The Ripple Effects Of Octo-Breeding
Adhi Darmawan

The Ripple Effects Of Octo-Breeding

It seems the hyper-breeding antics of "octomom" Nadya Suleman have now prompted television networks to halt production of reality shows or documentaries about women trying to have babies in any non-conventional way, writes former NPR "Day to Day" host Madeleine Brand on her new parenting blog. The move is meant to hold on to advertisers who might otherwise flee out of fear of some kind of negative octo backlash.

Brand heard this latest development from a talent agent, so it's hearsay at the moment, but it wouldn't be surprising given the domino effect Suleman's brash baby-making decisions have generated.

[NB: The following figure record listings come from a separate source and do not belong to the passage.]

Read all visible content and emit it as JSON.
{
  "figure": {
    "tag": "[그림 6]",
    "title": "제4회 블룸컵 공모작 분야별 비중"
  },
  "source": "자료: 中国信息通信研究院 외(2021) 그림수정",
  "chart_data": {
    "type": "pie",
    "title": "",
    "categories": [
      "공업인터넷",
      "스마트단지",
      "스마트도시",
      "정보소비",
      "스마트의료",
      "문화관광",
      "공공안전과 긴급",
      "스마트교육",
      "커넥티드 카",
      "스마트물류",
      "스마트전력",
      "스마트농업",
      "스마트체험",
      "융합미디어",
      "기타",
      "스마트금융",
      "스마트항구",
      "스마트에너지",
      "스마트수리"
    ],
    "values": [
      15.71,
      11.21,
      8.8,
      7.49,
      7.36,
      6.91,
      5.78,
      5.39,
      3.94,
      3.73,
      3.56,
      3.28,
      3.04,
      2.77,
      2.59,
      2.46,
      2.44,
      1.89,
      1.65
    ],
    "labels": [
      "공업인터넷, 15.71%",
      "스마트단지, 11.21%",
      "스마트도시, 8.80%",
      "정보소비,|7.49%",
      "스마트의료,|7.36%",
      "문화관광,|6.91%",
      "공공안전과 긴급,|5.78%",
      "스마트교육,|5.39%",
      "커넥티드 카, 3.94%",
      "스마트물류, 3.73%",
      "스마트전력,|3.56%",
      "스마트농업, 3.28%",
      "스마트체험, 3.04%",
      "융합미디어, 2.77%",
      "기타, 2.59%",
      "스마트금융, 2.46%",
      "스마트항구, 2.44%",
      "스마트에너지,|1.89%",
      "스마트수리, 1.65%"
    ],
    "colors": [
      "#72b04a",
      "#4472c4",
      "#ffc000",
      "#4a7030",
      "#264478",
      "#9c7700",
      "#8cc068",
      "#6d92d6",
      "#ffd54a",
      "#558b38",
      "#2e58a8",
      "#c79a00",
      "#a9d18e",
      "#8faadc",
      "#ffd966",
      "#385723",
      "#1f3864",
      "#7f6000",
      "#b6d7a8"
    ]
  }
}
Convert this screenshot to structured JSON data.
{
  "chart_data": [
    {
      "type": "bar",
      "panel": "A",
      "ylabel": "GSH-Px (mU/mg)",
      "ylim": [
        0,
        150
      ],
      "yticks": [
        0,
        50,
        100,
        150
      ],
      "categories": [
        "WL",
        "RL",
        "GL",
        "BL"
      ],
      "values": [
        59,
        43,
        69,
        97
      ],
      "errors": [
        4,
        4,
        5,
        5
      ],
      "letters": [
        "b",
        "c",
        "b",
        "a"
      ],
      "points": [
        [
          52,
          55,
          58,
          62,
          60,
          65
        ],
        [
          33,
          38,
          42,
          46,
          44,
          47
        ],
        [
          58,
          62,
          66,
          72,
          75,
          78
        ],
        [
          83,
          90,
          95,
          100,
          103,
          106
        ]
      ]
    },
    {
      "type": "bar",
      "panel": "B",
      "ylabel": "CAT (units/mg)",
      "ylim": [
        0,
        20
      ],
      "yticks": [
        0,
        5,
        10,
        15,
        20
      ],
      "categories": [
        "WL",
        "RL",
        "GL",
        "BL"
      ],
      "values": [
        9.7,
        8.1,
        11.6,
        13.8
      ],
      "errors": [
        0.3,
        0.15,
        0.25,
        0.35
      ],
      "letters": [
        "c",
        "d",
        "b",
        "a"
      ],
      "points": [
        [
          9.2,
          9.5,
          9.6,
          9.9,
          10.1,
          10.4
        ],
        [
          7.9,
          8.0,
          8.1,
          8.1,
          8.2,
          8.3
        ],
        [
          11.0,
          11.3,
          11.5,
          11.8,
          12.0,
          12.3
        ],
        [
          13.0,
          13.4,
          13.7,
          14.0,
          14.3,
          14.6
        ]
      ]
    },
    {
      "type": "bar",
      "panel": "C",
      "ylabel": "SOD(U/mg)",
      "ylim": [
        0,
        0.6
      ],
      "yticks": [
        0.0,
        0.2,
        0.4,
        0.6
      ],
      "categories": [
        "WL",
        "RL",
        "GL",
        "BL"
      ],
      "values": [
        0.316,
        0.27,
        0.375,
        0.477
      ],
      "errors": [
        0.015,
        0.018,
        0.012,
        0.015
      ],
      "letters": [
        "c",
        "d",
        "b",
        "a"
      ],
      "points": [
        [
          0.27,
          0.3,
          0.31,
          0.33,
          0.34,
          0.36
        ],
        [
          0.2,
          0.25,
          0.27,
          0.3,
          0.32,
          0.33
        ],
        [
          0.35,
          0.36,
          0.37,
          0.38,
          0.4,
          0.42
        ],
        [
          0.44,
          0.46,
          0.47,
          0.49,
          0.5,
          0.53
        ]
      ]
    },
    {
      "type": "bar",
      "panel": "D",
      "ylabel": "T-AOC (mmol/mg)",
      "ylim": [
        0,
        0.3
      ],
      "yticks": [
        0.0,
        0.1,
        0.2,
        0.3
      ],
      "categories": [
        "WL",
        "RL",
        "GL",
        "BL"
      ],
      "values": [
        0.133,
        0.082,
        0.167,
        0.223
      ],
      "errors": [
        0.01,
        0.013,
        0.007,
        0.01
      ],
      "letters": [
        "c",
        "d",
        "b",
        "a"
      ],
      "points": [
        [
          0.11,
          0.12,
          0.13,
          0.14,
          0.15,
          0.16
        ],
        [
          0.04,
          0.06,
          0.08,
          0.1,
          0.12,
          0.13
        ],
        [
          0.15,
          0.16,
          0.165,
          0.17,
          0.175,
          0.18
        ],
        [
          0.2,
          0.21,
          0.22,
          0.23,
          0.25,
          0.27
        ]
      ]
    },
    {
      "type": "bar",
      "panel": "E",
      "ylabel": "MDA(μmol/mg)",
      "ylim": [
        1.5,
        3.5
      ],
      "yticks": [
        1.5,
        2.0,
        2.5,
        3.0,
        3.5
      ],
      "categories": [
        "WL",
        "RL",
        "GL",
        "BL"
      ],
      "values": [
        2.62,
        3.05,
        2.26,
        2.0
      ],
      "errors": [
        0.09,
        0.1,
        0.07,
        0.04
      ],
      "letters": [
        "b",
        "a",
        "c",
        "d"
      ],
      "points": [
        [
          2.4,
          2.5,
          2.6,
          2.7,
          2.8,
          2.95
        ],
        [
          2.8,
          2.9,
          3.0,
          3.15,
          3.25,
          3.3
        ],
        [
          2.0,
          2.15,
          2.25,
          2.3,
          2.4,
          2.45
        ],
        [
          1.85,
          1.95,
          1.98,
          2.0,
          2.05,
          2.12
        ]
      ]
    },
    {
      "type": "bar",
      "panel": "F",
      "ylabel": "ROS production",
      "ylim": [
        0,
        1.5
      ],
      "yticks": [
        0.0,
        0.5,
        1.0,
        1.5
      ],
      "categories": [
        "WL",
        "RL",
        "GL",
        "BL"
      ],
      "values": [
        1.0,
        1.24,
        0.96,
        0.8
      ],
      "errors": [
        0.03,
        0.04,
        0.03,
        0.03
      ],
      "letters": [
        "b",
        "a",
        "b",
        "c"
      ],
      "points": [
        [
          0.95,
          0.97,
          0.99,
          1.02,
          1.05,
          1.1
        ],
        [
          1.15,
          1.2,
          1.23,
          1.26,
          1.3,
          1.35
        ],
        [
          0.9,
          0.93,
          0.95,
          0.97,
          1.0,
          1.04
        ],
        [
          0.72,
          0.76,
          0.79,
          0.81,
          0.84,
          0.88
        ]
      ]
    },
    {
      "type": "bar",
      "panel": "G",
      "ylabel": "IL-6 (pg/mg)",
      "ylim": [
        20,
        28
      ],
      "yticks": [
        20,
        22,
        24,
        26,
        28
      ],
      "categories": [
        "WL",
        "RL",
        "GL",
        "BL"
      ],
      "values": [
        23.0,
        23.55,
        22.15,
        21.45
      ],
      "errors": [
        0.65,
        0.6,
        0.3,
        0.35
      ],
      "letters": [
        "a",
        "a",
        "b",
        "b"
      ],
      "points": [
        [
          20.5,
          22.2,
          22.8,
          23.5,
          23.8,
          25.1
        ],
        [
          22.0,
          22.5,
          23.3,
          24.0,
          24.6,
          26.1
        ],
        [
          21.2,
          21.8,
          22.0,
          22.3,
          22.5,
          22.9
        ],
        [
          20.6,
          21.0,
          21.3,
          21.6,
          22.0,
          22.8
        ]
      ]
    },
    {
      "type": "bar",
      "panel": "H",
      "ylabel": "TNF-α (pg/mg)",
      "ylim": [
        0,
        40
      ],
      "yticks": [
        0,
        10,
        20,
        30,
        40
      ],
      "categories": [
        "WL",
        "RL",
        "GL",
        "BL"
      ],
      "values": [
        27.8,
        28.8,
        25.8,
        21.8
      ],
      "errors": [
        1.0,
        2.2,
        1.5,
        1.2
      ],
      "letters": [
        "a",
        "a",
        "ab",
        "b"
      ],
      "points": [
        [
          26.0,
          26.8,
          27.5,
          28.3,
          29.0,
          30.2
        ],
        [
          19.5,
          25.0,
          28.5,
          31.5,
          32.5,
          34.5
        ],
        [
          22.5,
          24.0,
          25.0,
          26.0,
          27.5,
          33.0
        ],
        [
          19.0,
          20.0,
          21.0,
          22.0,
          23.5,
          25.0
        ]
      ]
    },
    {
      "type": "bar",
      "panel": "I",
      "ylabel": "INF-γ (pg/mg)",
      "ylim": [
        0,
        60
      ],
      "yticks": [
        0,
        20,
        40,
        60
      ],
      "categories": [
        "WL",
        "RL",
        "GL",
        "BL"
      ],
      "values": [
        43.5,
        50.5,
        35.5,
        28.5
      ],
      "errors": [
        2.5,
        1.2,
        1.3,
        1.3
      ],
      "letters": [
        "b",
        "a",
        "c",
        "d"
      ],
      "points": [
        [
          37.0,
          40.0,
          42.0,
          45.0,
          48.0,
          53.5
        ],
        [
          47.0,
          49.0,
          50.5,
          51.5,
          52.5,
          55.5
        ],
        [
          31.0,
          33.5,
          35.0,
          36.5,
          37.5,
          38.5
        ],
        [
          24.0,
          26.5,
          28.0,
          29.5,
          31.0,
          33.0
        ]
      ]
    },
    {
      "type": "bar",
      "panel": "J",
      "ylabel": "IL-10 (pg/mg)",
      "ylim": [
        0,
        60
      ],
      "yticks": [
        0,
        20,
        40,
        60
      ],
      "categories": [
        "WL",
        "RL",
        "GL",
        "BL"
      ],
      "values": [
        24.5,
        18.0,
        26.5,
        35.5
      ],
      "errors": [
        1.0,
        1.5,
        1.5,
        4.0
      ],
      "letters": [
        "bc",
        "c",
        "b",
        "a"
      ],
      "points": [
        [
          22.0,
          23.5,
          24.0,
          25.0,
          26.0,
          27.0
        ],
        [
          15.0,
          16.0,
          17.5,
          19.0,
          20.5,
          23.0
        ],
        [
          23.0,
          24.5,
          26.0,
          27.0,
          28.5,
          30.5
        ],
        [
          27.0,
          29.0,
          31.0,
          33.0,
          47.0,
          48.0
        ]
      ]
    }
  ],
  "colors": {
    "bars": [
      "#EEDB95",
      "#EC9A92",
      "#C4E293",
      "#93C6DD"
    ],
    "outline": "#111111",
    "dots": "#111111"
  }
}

Since the Cal State Fullerton grad descended with her dozen-plus kids onto the media universe, Suleman has created an ethical conundrum for the pro-life folks; the pro-choice folks don't know what to make of her (so they ignore her); she's provoked lawmakers into writing new laws to regulate the wildly unregulated fertility clinic industry and the Medical Board of California has launched an investigation into the treatment practices of Suleman's fertility doctor, Michael Kamrava.

Brand wonders if the taboos around unconventional baby-making Suleman has spawned will eat into other non-traditional set-ups, like that of the two dads who "outsourced" the pregnancy of their first child to a woman in India -- a story which Brand is video-documenting.